Teaching AI by building tests: QuestBench proposes course-based benchmark construction for accountable knowledge work

A new arXiv paper argues for a simple pedagogical pivot: don’t just teach students to use AI as a productivity tool. Teach them to test it. The paper, "Teaching AI Through Benchmark Construction: QuestBench as a Course-Based Practice for Accountable Knowledge Work" (arXiv:2605.21413), proposes QuestBench — a classroom practice in which students design, curate and critique evaluation benchmarks to learn how models fail, how datasets encode bias, and how to judge machine-produced knowledge. Short lessons. Hands-on work. A different emphasis: accountability over automation.

What the authors propose

The authors lay out a course workflow in which students create question sets, annotate evidence and evaluate model outputs against human judgments. The exercise does double duty: it is both a technical training in dataset construction and an ethical lesson in epistemic responsibility. Students learn to flag hallucinations, measure reproducibility, and document provenance.

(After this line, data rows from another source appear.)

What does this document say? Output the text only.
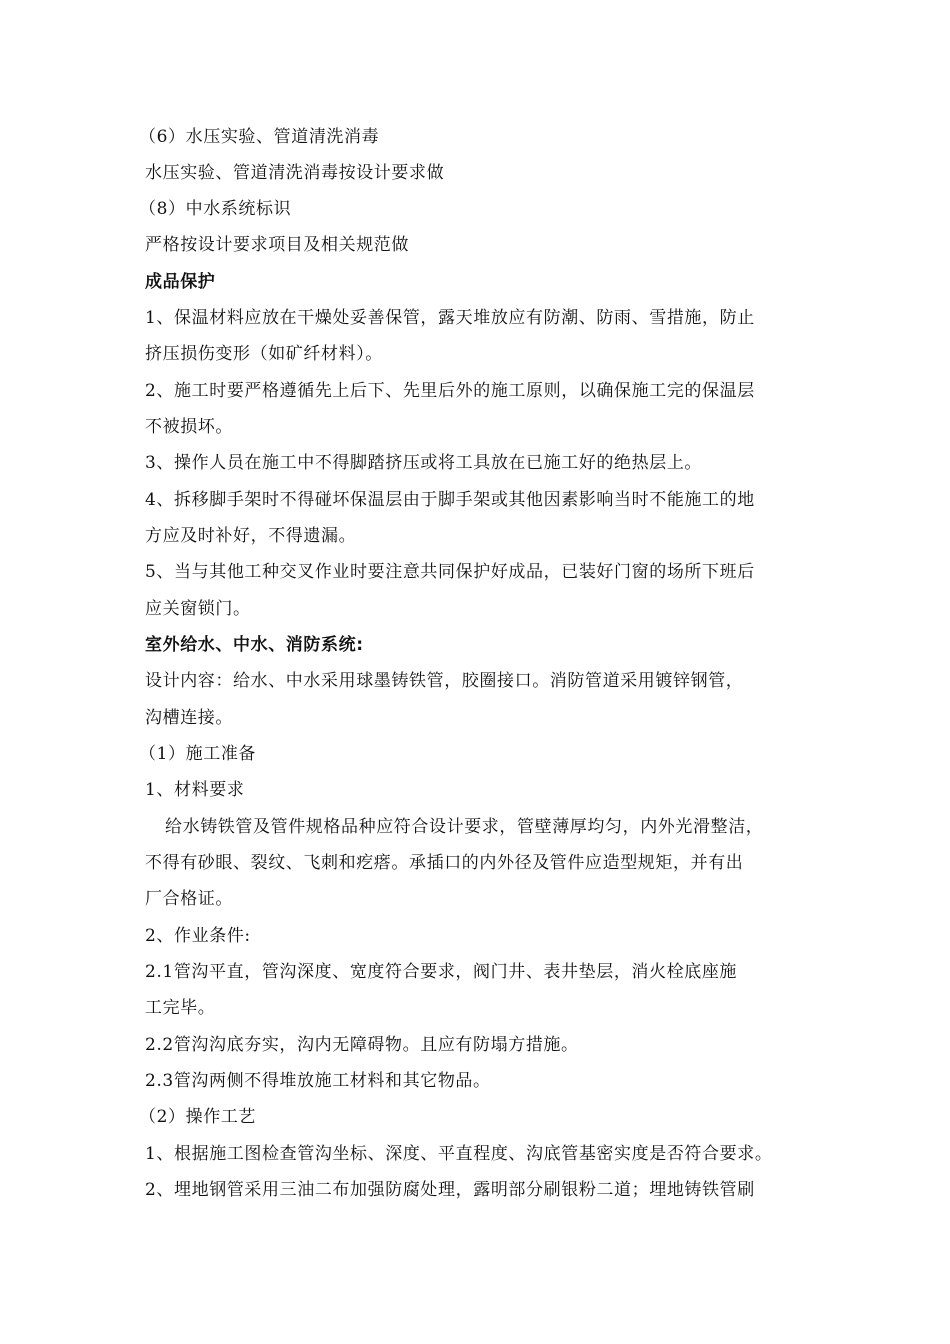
（6）水压实验、管道清洗消毒
水压实验、管道清洗消毒按设计要求做
（8）中水系统标识
严格按设计要求项目及相关规范做
成品保护
1、保温材料应放在干燥处妥善保管，露天堆放应有防潮、防雨、雪措施，防止
挤压损伤变形（如矿纤材料）。
2、施工时要严格遵循先上后下、先里后外的施工原则，以确保施工完的保温层
不被损坏。
3、操作人员在施工中不得脚踏挤压或将工具放在已施工好的绝热层上。
4、拆移脚手架时不得碰坏保温层由于脚手架或其他因素影响当时不能施工的地
方应及时补好，不得遗漏。
5、当与其他工种交叉作业时要注意共同保护好成品，已装好门窗的场所下班后
应关窗锁门。
室外给水、中水、消防系统:
设计内容：给水、中水采用球墨铸铁管，胶圈接口。消防管道采用镀锌钢管，
沟槽连接。
（1）施工准备
1、材料要求
给水铸铁管及管件规格品种应符合设计要求，管壁薄厚均匀，内外光滑整洁，
不得有砂眼、裂纹、飞刺和疙瘩。承插口的内外径及管件应造型规矩，并有出
厂合格证。
2、作业条件:
2.1管沟平直，管沟深度、宽度符合要求，阀门井、表井垫层，消火栓底座施
工完毕。
2.2管沟沟底夯实，沟内无障碍物。且应有防塌方措施。
2.3管沟两侧不得堆放施工材料和其它物品。
（2）操作工艺
1、根据施工图检查管沟坐标、深度、平直程度、沟底管基密实度是否符合要求。
2、埋地钢管采用三油二布加强防腐处理，露明部分刷银粉二道；埋地铸铁管刷
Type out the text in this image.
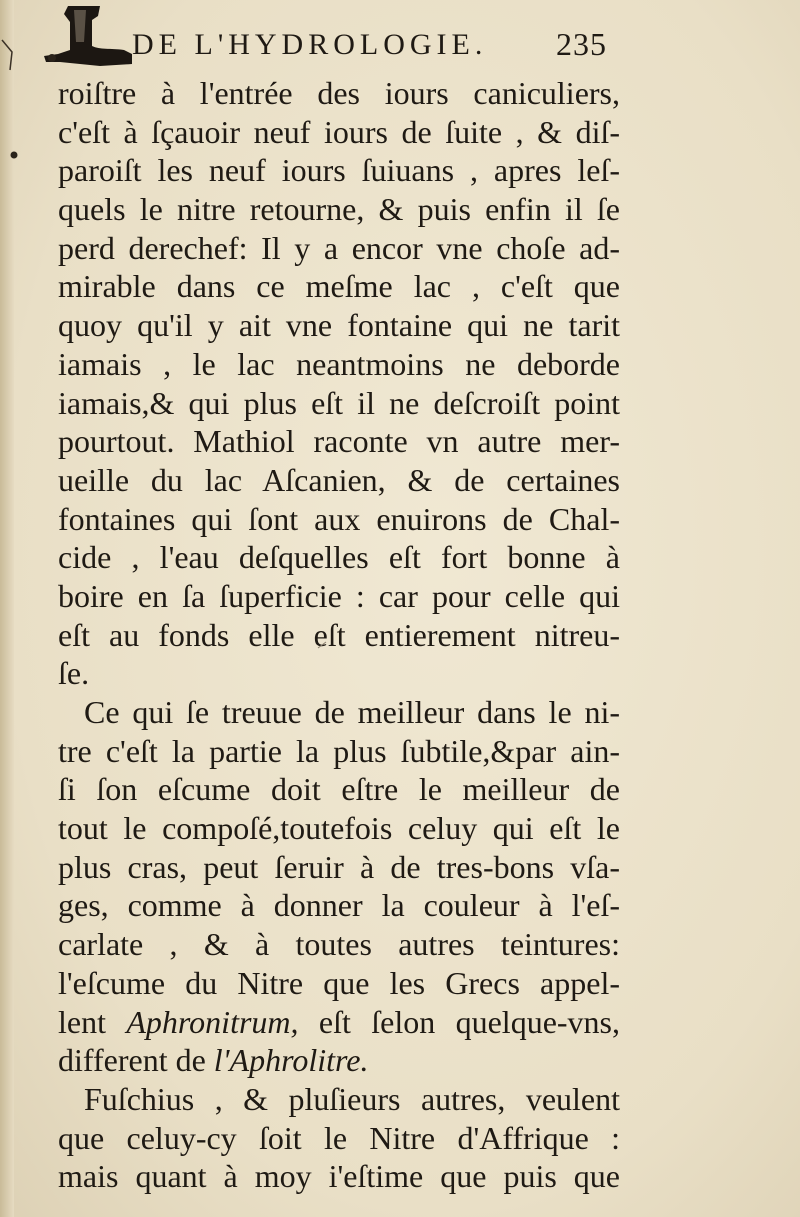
DE L'HYDROLOGIE.	235
roiſtre à l'entrée des iours caniculiers,
c'eſt à ſçauoir neuf iours de ſuite , & diſ-
paroiſt les neuf iours ſuiuans , apres leſ-
quels le nitre retourne, & puis enfin il ſe
perd derechef: Il y a encor vne choſe ad-
mirable dans ce meſme lac , c'eſt que
quoy qu'il y ait vne fontaine qui ne tarit
iamais , le lac neantmoins ne deborde
iamais,& qui plus eſt il ne deſcroiſt point
pourtout. Mathiol raconte vn autre mer-
ueille du lac Aſcanien, & de certaines
fontaines qui ſont aux enuirons de Chal-
cide , l'eau deſquelles eſt fort bonne à
boire en ſa ſuperficie : car pour celle qui
eſt au fonds elle eſt entierement nitreu-
ſe.
Ce qui ſe treuue de meilleur dans le ni-
tre c'eſt la partie la plus ſubtile,&par ain-
ſi ſon eſcume doit eſtre le meilleur de
tout le compoſé,toutefois celuy qui eſt le
plus cras, peut ſeruir à de tres-bons vſa-
ges, comme à donner la couleur à l'eſ-
carlate , & à toutes autres teintures:
l'eſcume du Nitre que les Grecs appel-
lent Aphronitrum, eſt ſelon quelque-vns,
different de l'Aphrolitre.
Fuſchius , & pluſieurs autres, veulent
que celuy-cy ſoit le Nitre d'Affrique :
mais quant à moy i'eſtime que puis que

The paper frames benchmark construction not as a one-off research task but as an educational tool that highlights students’ role as critical consumers and producers of AI-generated information.

Why this matters — for educators and for tech policy

Why should teachers care? Because current curricula often stop at prompting, summarizing and tool use. Those are useful skills. But can you trust what a model tells you? QuestBench pushes students to answer that question empirically. The method also has broader implications for national AI ecosystems. In China, where universities and firms such as Baidu (百度) and Alibaba (阿里巴巴) are rapidly rolling out AI services and training programs, building local benchmarks can surface culturally specific failure modes and improve accountability for domestic deployment. And in a geopolitical climate shaped by export controls and debate over model governance, transparent benchmarking helps institutions demonstrate reliability and traceability.

The authors note caveats: benchmarks can be gamed, and dataset creation is itself value-laden. Still, the practical takeaway is clear. If education aims to produce responsible actors, it must teach students to interrogate as well as to instruct AI. Can a classroom that builds tests produce better, more skeptical users — and builders — of AI? QuestBench says yes, and it provides a road map for instructors willing to try.